- Two player arcade cabinet
- Developer: Game Refuge Inc.
- Publishers: Monaco Entertainment Team Play Inc.
- Directors: Brian Colin Jeff Nauman
- Platform: Arcade
- Release: NA: 2002;
- Genre: Light gun game
- Modes: Single-player, multiplayer

= Star Trek: Voyager – The Arcade Game =

2002 video game

Star Trek: Voyager — The Arcade Game is a first-person style shooter arcade game, produced by Monaco Entertainment and Team Play Inc. and released in 2002. It was inspired by The House of the Dead and was based on the hit science fiction television show Star Trek: Voyager, which had aired on UPN from 1995 to 2001.

==Gameplay==

Voyager is played as a rail shooter. Players are given light guns to combat on-screen enemies.

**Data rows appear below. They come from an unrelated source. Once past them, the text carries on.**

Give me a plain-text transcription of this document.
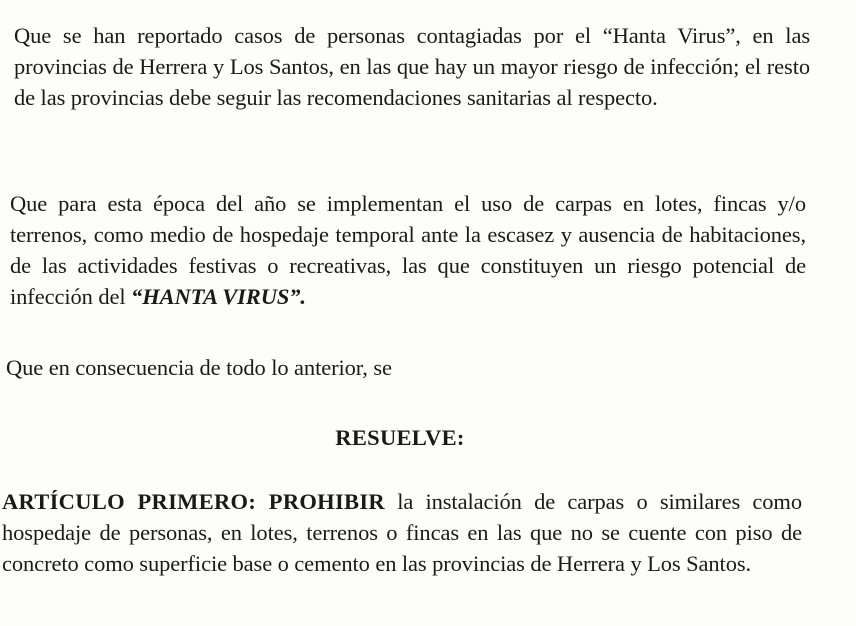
Que se han reportado casos de personas contagiadas por el “Hanta Virus”, en las provincias de Herrera y Los Santos, en las que hay un mayor riesgo de infección; el resto de las provincias debe seguir las recomendaciones sanitarias al respecto.

Que para esta época del año se implementan el uso de carpas en lotes, fincas y/o terrenos, como medio de hospedaje temporal ante la escasez y ausencia de habitaciones, de las actividades festivas o recreativas, las que constituyen un riesgo potencial de infección del “HANTA VIRUS”.

Que en consecuencia de todo lo anterior, se

RESUELVE:

ARTÍCULO PRIMERO: PROHIBIR la instalación de carpas o similares como hospedaje de personas, en lotes, terrenos o fincas en las que no se cuente con piso de concreto como superficie base o cemento en las provincias de Herrera y Los Santos.
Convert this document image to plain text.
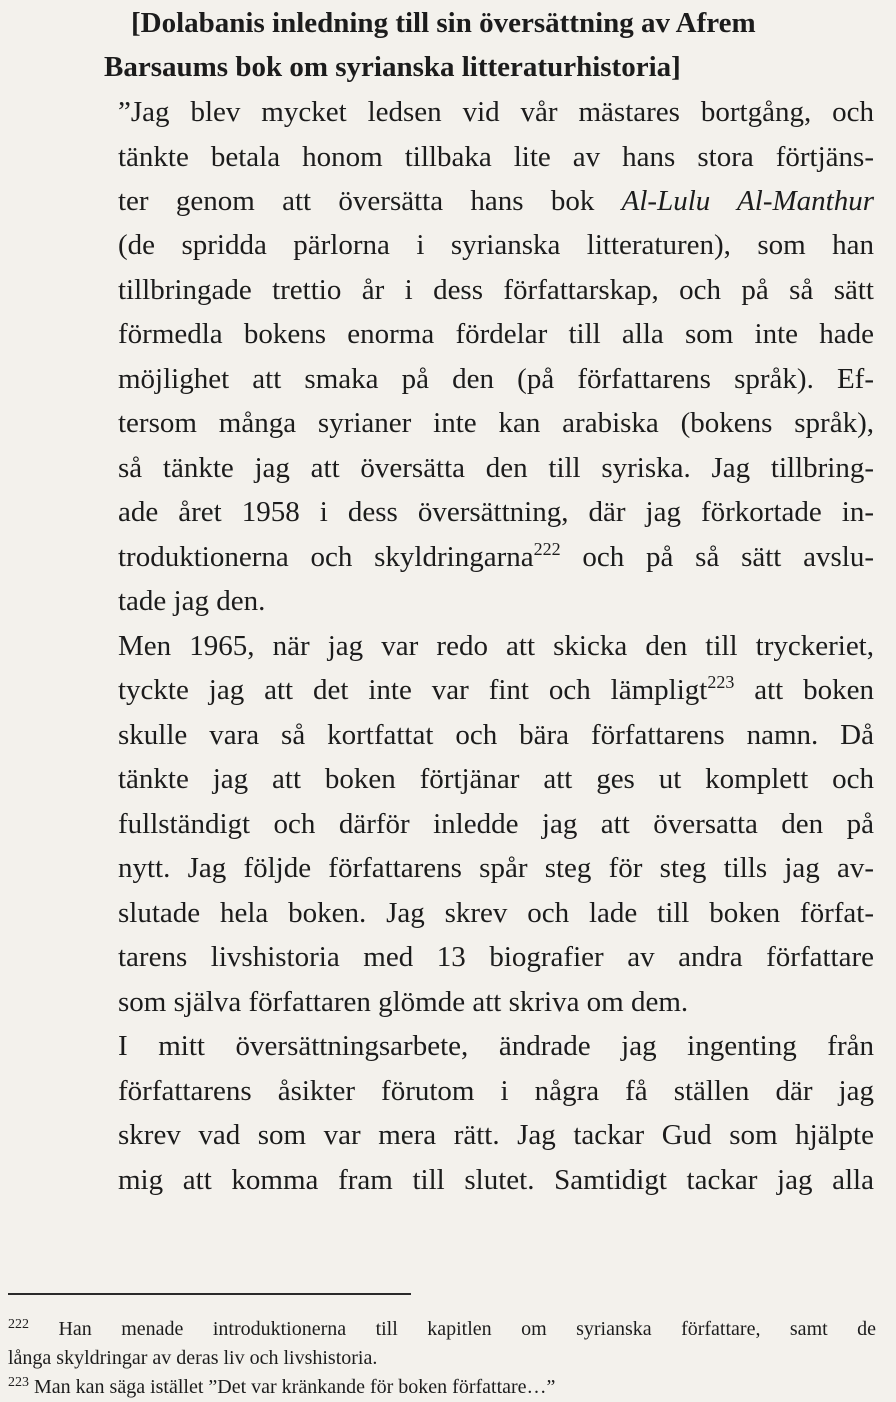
[Dolabanis inledning till sin översättning av Afrem
Barsaums bok om syrianska litteraturhistoria]
”Jag blev mycket ledsen vid vår mästares bortgång, och
tänkte betala honom tillbaka lite av hans stora förtjäns-
ter genom att översätta hans bok Al-Lulu Al-Manthur
(de spridda pärlorna i syrianska litteraturen), som han
tillbringade trettio år i dess författarskap, och på så sätt
förmedla bokens enorma fördelar till alla som inte hade
möjlighet att smaka på den (på författarens språk). Ef-
tersom många syrianer inte kan arabiska (bokens språk),
så tänkte jag att översätta den till syriska. Jag tillbring-
ade året 1958 i dess översättning, där jag förkortade in-
troduktionerna och skyldringarna$^{222}$ och på så sätt avslu-
tade jag den.
Men 1965, när jag var redo att skicka den till tryckeriet,
tyckte jag att det inte var fint och lämpligt$^{223}$ att boken
skulle vara så kortfattat och bära författarens namn. Då
tänkte jag att boken förtjänar att ges ut komplett och
fullständigt och därför inledde jag att översatta den på
nytt. Jag följde författarens spår steg för steg tills jag av-
slutade hela boken. Jag skrev och lade till boken förfat-
tarens livshistoria med 13 biografier av andra författare
som själva författaren glömde att skriva om dem.
I mitt översättningsarbete, ändrade jag ingenting från
författarens åsikter förutom i några få ställen där jag
skrev vad som var mera rätt. Jag tackar Gud som hjälpte
mig att komma fram till slutet. Samtidigt tackar jag alla
$^{222}$ Han menade introduktionerna till kapitlen om syrianska författare, samt de
långa skyldringar av deras liv och livshistoria.
$^{223}$ Man kan säga istället ”Det var kränkande för boken författare…”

Star Trek: Voyager — The Arcade Game is a House of the Dead-style light gun game played from the first-person shooter perspective. The player uses a light gun which can be aimed and fired at on-screen enemies. The reloading process is referred to as remodulation, a term used in Star Trek, and is done by shooting the gun off-screen.

Much of the game takes place on the USS Voyager, shooting various alien intruders such as the Borg, Hirogen Hunters, Species 8472 as well as several other alien species from the Star Trek universe. The game has several missions players can select as the game progresses. Some missions involve flight in the Delta Flyer, one of the shuttles used by the crew of the USS Voyager. During these sequences players attack Borg vessels such as Borg Cubes and Spheres.

==Development and release==
The game was generally released in a large game unit, known as the Deluxe cabinet version, or a stand-alone smaller unit was available for smaller sites where space was an issue. The Deluxe cabinet variant permitted players to sit down and was a fully enclosed unit. The cabinet was designed to be folded into four separate pieces for transport, with the roof being fully removable, as is the floor, and the ends of the game come ready on swivel wheels. The game was very successful onsite for operators and although the Star Trek Voyager series had finished some two years prior to its release. The original license from Paramount Pictures was obtained by Frank J. Pelligreni, President of Team Play Inc, and proved to be a very successful design and product for the company. The license and distribution of the game was granted only to the United States, so no units were exported outside of the US in brand new form, however, some units have been sold when 2nd hand and have made their way into collectors hands in Australia and possibly Japan, but less than half a dozen units, according to the game's original designer, Team Play Inc.

==Reception==
Star Trek: Voyager – The Arcade Game received mixed reception from cooperative gaming website Co-Optimus. Editor Marc Allie was rather critical of the repetitive gameplay, citing that there was not enough variety to enemies, and citing primarily Borg drones as the primary targets. He panned the other enemies, stating that they didn't seem to fit well in the game. "When Star Trek Voyager The Arcade Game does throw a little variety into the action, it's wildly out of place [...] these critters look like something out of Doom or Voltron, not Voyager!" Allie did praise the design of the arcade cabinet and the game's large screen, but felt that the generic light guns used took away from the Star Trek feel. The game was featured at the AMOA International Show 2004, where it was showcased along with some of Team Play's other titles, including Police Trainer 2 and Crossfire: Maximum Paintball.